Where do I start. Twitter! I was contacted via twitter by The House to see if I was interested in speaking at a policy and practice briefing relating to the “new” ICT curriculum. Well, one can’t say no to that.

There were four main speakers Prof Steve Furber, Royal Society report. An excellent talk on the current state of ICT in schools and ideas about the [insert slide image] future. It was an honour to be able to speak to him after the event. This is THE Steve Furber who was instrumental in the creation of the BBC Micro. My inner geek was extremely happy. I was too nervous to ask for a photo. Incredibly intelligent and very humble. As you can read I was a very happy bunny.

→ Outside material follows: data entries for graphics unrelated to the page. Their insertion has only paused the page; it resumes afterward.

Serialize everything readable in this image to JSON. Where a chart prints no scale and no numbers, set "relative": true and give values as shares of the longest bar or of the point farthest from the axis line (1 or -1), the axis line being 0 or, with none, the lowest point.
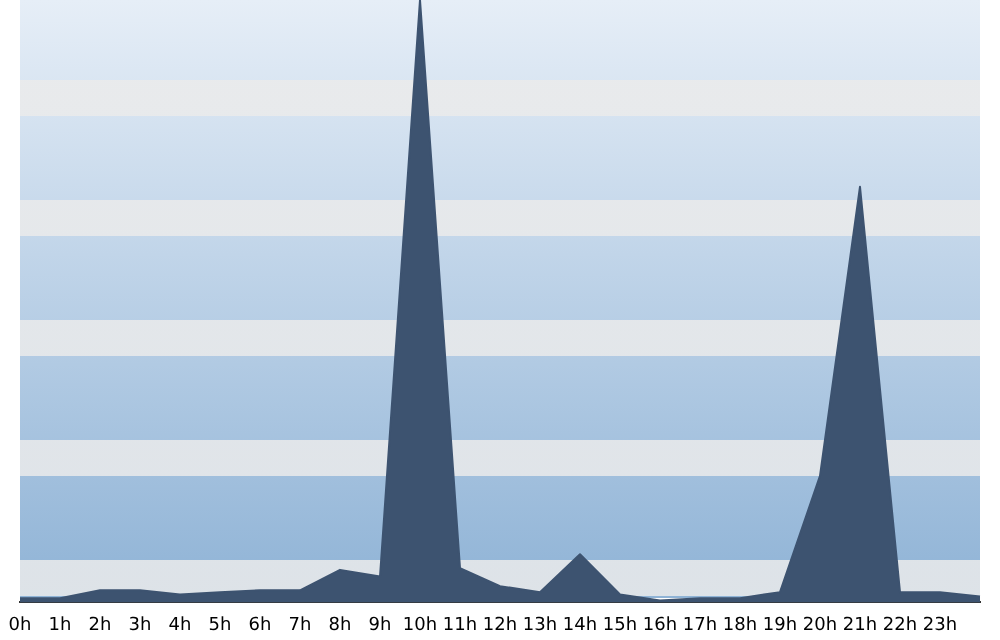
{
  "chart_data": {
    "type": "area",
    "relative": true,
    "legend": false,
    "categories": [
      "0h",
      "1h",
      "2h",
      "3h",
      "4h",
      "5h",
      "6h",
      "7h",
      "8h",
      "9h",
      "10h",
      "11h",
      "12h",
      "13h",
      "14h",
      "15h",
      "16h",
      "17h",
      "18h",
      "19h",
      "20h",
      "21h",
      "22h",
      "23h",
      null
    ],
    "series": [
      {
        "color": "#3d5370",
        "values": [
          0.007,
          0.007,
          0.02,
          0.02,
          0.013,
          0.017,
          0.02,
          0.02,
          0.054,
          0.043,
          1,
          0.057,
          0.027,
          0.017,
          0.08,
          0.013,
          0.003,
          0.007,
          0.007,
          0.017,
          0.21,
          0.69,
          0.017,
          0.017,
          0.01
        ]
      }
    ]
  }
}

rachel ager NAACE, Karen price E-SKILLS: they both offered information regarding where they see the curriculum developing and the reasons for them. Though I was a little concerned by the term digital wisdom that is at the Heart of the Naace curriculum- what does that mean. To me it didn’t mean a lot- how could I explain that to a student or parent when I don’t really know what digital wisdom is. They were both interesting talks. [ insert slide image ]

steve milner Facebook: interesting to hear what fb has to say about the IT curriculum. He gave a very detailed talk, without a presentation, about FB being a platform and not a content provider. You, us are the content providers. The fact that there are only 300 staff.

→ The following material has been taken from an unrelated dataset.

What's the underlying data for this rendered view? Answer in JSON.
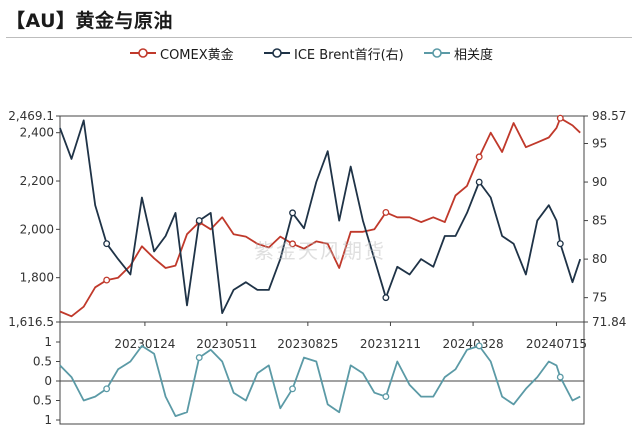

At the end of the keynote talks there was a Q&A. This is when some of the questions seemed a little hostile regarding the representation of certain data and how people felt about that. The fact that only 35% of ICT teachers have a subject related degree seems to upset a lot of people. I am in the other 75%. As my friend put it, if they do have a computer science degree it is unlikely that they willbe wanting to be a teacher it is more likely that they want to work for google or face book. I totally agree.

I was speaking alongside another TeacherMark Dorling from the Digital schoolhouse project (insert link) Mark spoke about the changes that are happening because of gove’s speech at BETT. He does a lot work enabling computer science to be embedded in the curriculum.

I am self taught and continue to learn new skills and languages. We IT (ICT) teachers have a fantastic subject area to continue our own learning as well as (hopefully) inspire the young. It is hardwork and we are rewriting schemes of work every term, or it feels like that sometimes. But that is why I enjoy the subject so much.

I digress. My turn. I was the last speaker of the day. For those of you who have the unfortunate experience of me at teach meet Brighton, my timings were better. I was very good and didn’t speak for more that my allotted 15mins. Mainly because everyone looked exhausted and wanted to get home.

The theme of my talk was about sharing, yes I know I go on about sharing but it is the best way to succeed. The creative global classroom was the title of my talk. I spoke about the successful use of google hangouts in teaching and sharing practice with schools around the UK. Tools like socrative for recording assessment and adding a bit of competition into the classroom. Finally, about the projects I am working on why I do them. I didn’t even list allthe extra work that I do… It looked too much on one slide.